5. The Executive represents and warrants that he has not filed any action, complaint, charge, grievance, arbitration or similar proceeding against the Company Released Parties.

6. This Release is not an admission by the Company Released Parties or the Employee Releasing Parties of any wrongdoing, liability or violation of law.

7. The Executive shall continue to be bound by the restrictive covenants contained in the Employment Agreement.

8. This Release shall be governed by and construed in accordance with the laws of the State of New York, without reference to the principles of conflict of laws.

9. Each of the sections contained in this Release shall be enforceable independently of every other section in this Release, and the invalidity or unenforceability of any section shall not invalidate or render unenforceable any other section contained in this Release.

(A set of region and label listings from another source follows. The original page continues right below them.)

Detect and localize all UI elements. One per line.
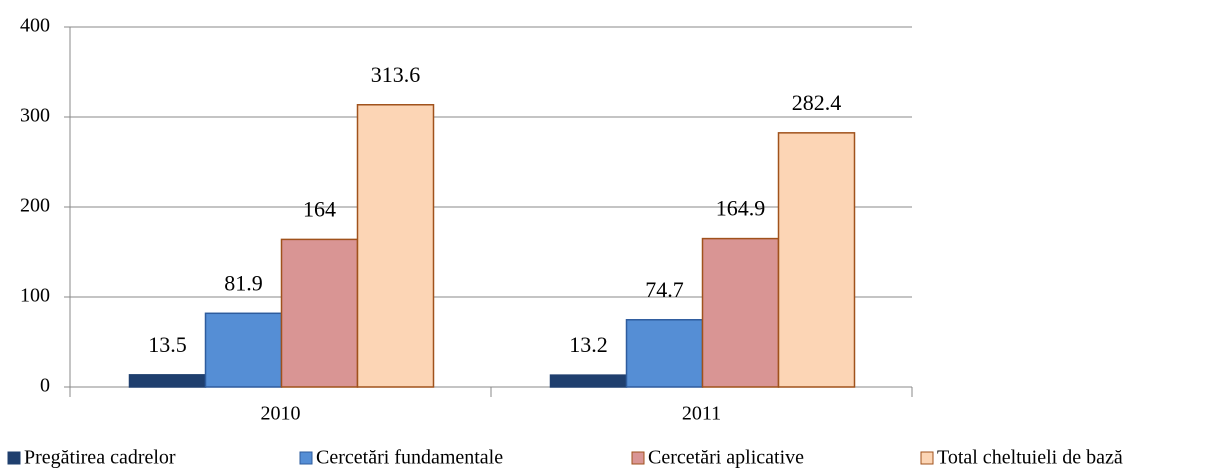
data-label: 313.6 [371,62,421,87]
bar [625,319,704,388]
x-tick-label: 2011 [682,403,721,425]
data-label: 81.9 [224,270,263,295]
legend-label: Cercetări fundamentale [316,447,503,469]
legend-swatch [631,451,645,465]
data-label: 13.2 [569,332,608,357]
data-label: 164.9 [716,196,766,221]
y-tick-label: 200 [20,195,50,217]
bar [777,132,856,388]
y-tick-label: 0 [40,375,50,397]
legend-swatch [920,451,934,465]
legend-label: Total cheltuieli de bază [937,447,1123,469]
bar [701,237,780,388]
data-label: 282.4 [792,90,842,115]
x-tick-label: 2010 [261,403,301,425]
y-tick-label: 300 [20,105,50,127]
bar [280,238,359,388]
data-label: 164 [303,196,336,221]
legend-swatch [299,451,313,465]
bar [549,374,628,388]
data-label: 13.5 [148,332,187,357]
legend-label: Cercetări aplicative [648,447,804,469]
bar [128,374,207,388]
bar [356,104,435,388]
y-tick-label: 400 [20,15,50,37]
legend-label: Pregătirea cadrelor [24,447,176,469]
y-tick-label: 100 [20,285,50,307]
bar [204,312,283,388]
legend-swatch [7,451,21,465]
data-label: 74.7 [645,277,684,302]
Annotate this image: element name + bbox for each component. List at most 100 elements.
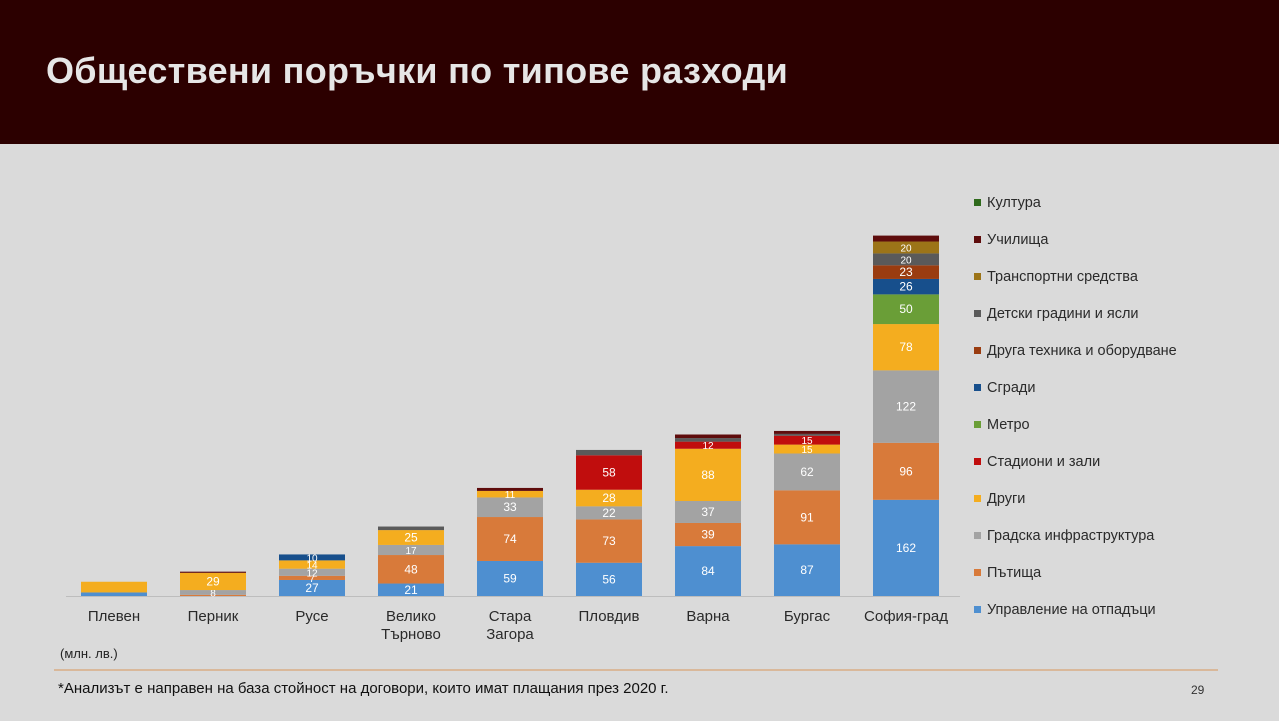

10. The Executive acknowledges that the Executive has carefully read and understands this Release, that the Executive has the right to consult an attorney with respect to its provisions and that this Release has been entered into knowingly and voluntarily. The Executive acknowledges that no representation, statement, promise, inducement, threat or suggestion has been made by any of the Company Released Parties to influence the Executive to sign this Release except such statements as are expressly set forth herein or in the Employment Agreement.


Executive has executed this Release as of the day and year first written above.